The fifth topic, libertarianism, is the dimethyl mercury of
political discourse. . . There are other places where it can go,
and it's not ever going to add anything to your blog.

-------
Charlie Stross replied... 21:

> The fifth topic, libertarianism, is the dimethyl mercury of
> political discourse

Thank you for that image! Yes, you're right: slips through shields
while nobody's looking and causes a lingering, horrific death.

(Unfortunately, here in the UK, since 1980 libertarianism has succeeded
on the right where trotskyism more or less failed on the left.)

-------
SM... 88:

... Right-libertarians... seem to have a space in the Anglo internet
far greater than their position in general life outside the US, probably
because of their demographics. That said, I don't think it surprising
that an essay on whether the assumtions of Anglo SF from 1940 to 1980
are obsolete should lead to discussions about those assumtions ... and
classic SF did focus on travel and energy technology and contain certain
political currents which those who want rule by money or engineers
find agreeable today.

-------
C... 324:

... Four of those five topics. . . are actually derived from the same
motivation -- the desire to tell others to fuck off.

Space colonization = fuck off, I have my own planet/O'Neill colony.

Fast Cars = fuck off, and eat my dust, slowpoke. Also, screw public transportation,
I have a car.

Military tech = fuck off or I'll kill you.

Libertarianism = just plain fuck off.

-------
Charlie Stross replied... 361:

Excellent analysis! I will have to try out the "fuck off" attractor tag
as a yardstick and see if it measures up in all cases ...

-------
C replied... 452:

"Excellent analysis! ..."

It may also explain why debates between libertarians and the more
social turn acrimonious so rapidly.

The libertarian is expressing his unstated feeling that other people are
somehow threatening and that he thinks that some degree of physical, political,
or economic separation is necessary for his peace of mind.
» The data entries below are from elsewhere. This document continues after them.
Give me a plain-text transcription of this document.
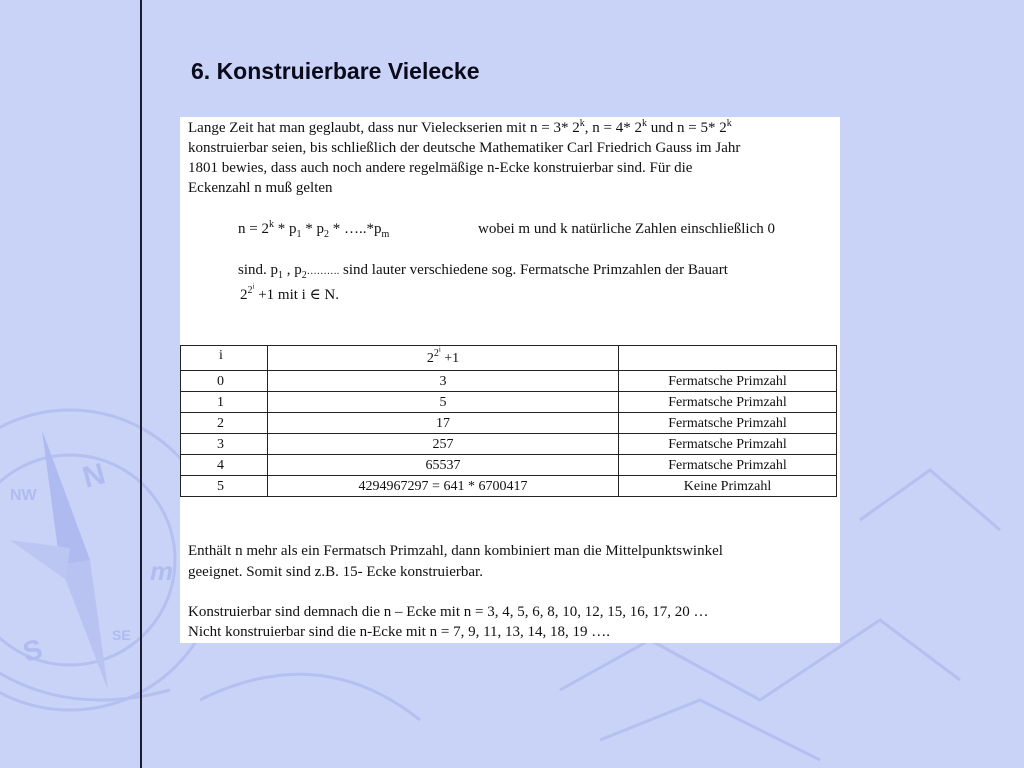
N
S
NW
SE
m
6. Konstruierbare Vielecke

Lange Zeit hat man geglaubt, dass nur Vieleckserien mit n = 3* 2$^k$, n = 4* 2$^k$ und n = 5* 2$^k$

konstruierbar seien, bis schließlich der deutsche Mathematiker Carl Friedrich Gauss im Jahr

1801 bewies, dass auch noch andere regelmäßige n-Ecke konstruierbar sind. Für die

Eckenzahl n muß gelten

$n = 2^k * p_1 * p_2$ * $\dots..*p_m$	wobei m und k natürliche Zahlen einschließlich 0

sind. $p_1$ , $p_2\dots\dots\dots$. sind lauter verschiedene sog. Fermatsche Primzahlen der Bauart

$2^{2^i} +1$ mit i ∈ N.

i	$2^{2^i} +1$	
0	3	Fermatsche Primzahl
1	5	Fermatsche Primzahl
2	17	Fermatsche Primzahl
3	257	Fermatsche Primzahl
4	65537	Fermatsche Primzahl
5	4294967297 = 641 * 6700417	Keine Primzahl

Enthält n mehr als ein Fermatsch Primzahl, dann kombiniert man die Mittelpunktswinkel

geeignet. Somit sind z.B. 15- Ecke konstruierbar.

Konstruierbar sind demnach die n – Ecke mit n = 3, 4, 5, 6, 8, 10, 12, 15, 16, 17, 20 …

Nicht konstruierbar sind die n-Ecke mit n = 7, 9, 11, 13, 14, 18, 19 ….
The more social person perceives this as a threat, because subdividing
the polity is going to shaft those with the short end of the economic stick.
He tells the libertarian that he's stuck with other people whether he wants
to be or not.

And then both sides keep aggressively stabbing at the other's main worry
instead of seeking some way to arrange at a situation that's not a threat
to either.

Barkeron said...

Another argument inspired by something Mr. Stross once said: the only reason Libersociopathism still enjoys a large fandom is that it doesn't (yet) list a failed state in its track record like Leninism does.

Dale Carrico said...

Also, there is the pesky problem that the failure of the state is its desired end state.

Athena Andreadis said...

The status of the US and the EU after they religiously (and I use the term deliberately) obeyed the libertarian "logic" shows that they can most certainly list failed states in their track record. To say nothing of the state of Latin America and Africa after the IMF "remedy" regimes.